Войдя в квартиру, водитель такси и его пассажир перестали быть теми, кем они могли показаться незнакомым людям на улице. Здесь они были не бесправными эмигрантами, до поры до времени терпимыми латвийским правительством, а генералом Покровским Алексеем Кирилловичем и полковником Шептицким Павлом Дмитриевичем – председателем и заместителем председателя Балтийской Военной Лиги – объединения, созданного на английские деньги для борьбы с Советской властью.
Пять лет назад, в 1922-м, это было весьма могущественная по эмигрантским масштабам организация, объединявшая под своим крылом почти десять тысяч русских офицеров, волею судеб оказавшихся в Прибалтике. Все они были молоды, закалены недавними Великой и Гражданской войнами, имели огромный боевой опыт, а главное – горели ненавистью к большевикам и желанием драться с ними. То, что финансировать Лигу взялись именно англичане, было далеко не случайным. С начала 1920-х в Риге активно действовала резидентура Сикрет Интеллидженс Сервис, работавшая под прикрытием паспортного бюро британского посольства. Большинство английских дипломатов, включая посланника в Риге, неофициально работали на разведку.
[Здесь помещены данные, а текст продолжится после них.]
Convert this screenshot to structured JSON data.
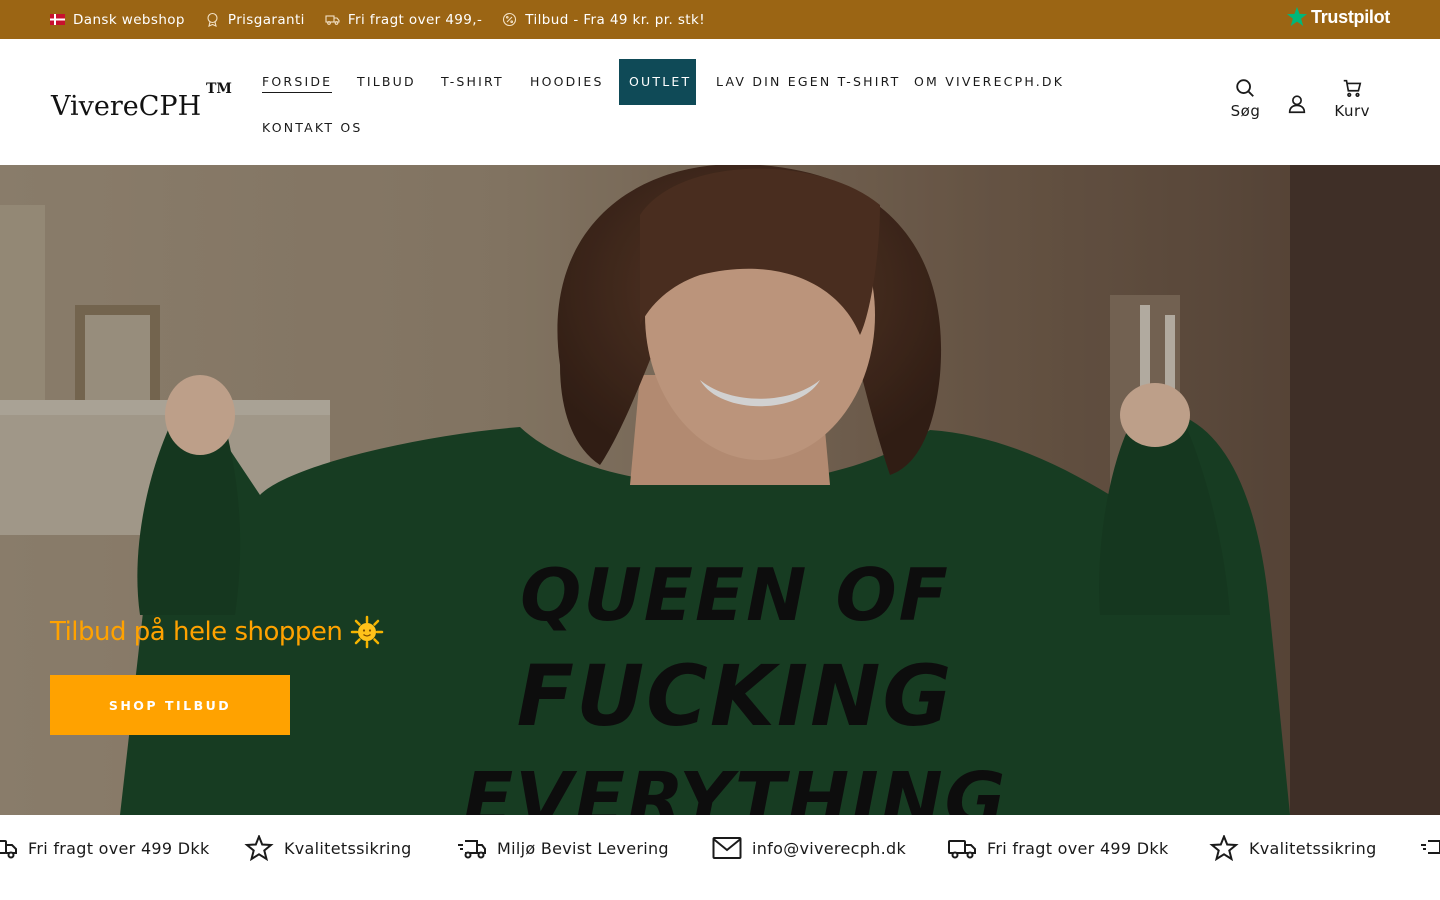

Какое-то время англичане финансировали Лигу, как говорил Шептицкий, «по высшему тарифу», однако затем, году к двадцать пятому, начали постепенно сворачивать дотации. От Лиги откололся ряд более мелких организаций в Эстонии и Литве, которые пытались перетянуть одеяло на себя. О грядущем вторжении в Совдепию никто уже не говорил, о том, чтобы предоставить всем участникам Лиги отдельные квартиры – тоже. Председатель Русского Общевоинского Союза барон Петр Николаевич Врангель недвусмысленно требовал от руководства Лиги переходить под юрисдикцию Союза. В 1924-м первый глава Лиги, полковник Томилин, отказался от должности в пользу генерал-майора Покровского, который отчаянно пытался хоть как-то восстановить былое положение Лиги. Но удавалось это ему с большим трудом. Словом, начался неприятный, но, по-видимому, неизбежный период взаимных разбирательств, дрязг и интриг…
Квартира, которую снимал Шептицкий, по дореволюционным масштабам была совсем скромной. Двухкомнатная, плохо обставленная, окнами на маленький, темный рижский дворик-колодец. Но по нынешним временам и это было совсем недурно. А уж работа таксиста и вовсе была мечтой любого эмигранта. «Умеет Шептицкий все же устраиваться», – подумал генерал с усмешкой, снимая в прихожей пальто.
– Хотите кофе? – словно подтверждая его мысли, спросил полковник уже из кухни. – У меня есть немного бразильского. Вчера заглянул в магазин колониальных
Покровский вошел в комнату, приложил озябшие ладони к белому кафелю высокой печи, расположенной в углу. Полковник внес на подносе две маленькие изящные кофейные чашки.
– Давненько мне не подавал кофе полковник, – с усмешкой проговорил Покровский, беря с подноса одну из них.
– Просто мало ходите по ресторанам, Алексей Кириллович, – откликнулся Шептицкий. – Полковников-официантов – пруд пруди. Впервые с таким мне пришлось столкнуться еще в июне восемнадцатого, в Киеве. На Крещатике подавал, в форме, при орденах, сволочь…
– И что вы сделали с ним? – поинтересовался генерал.
– Смазал по роже, конечно. Присаживайтесь, прошу…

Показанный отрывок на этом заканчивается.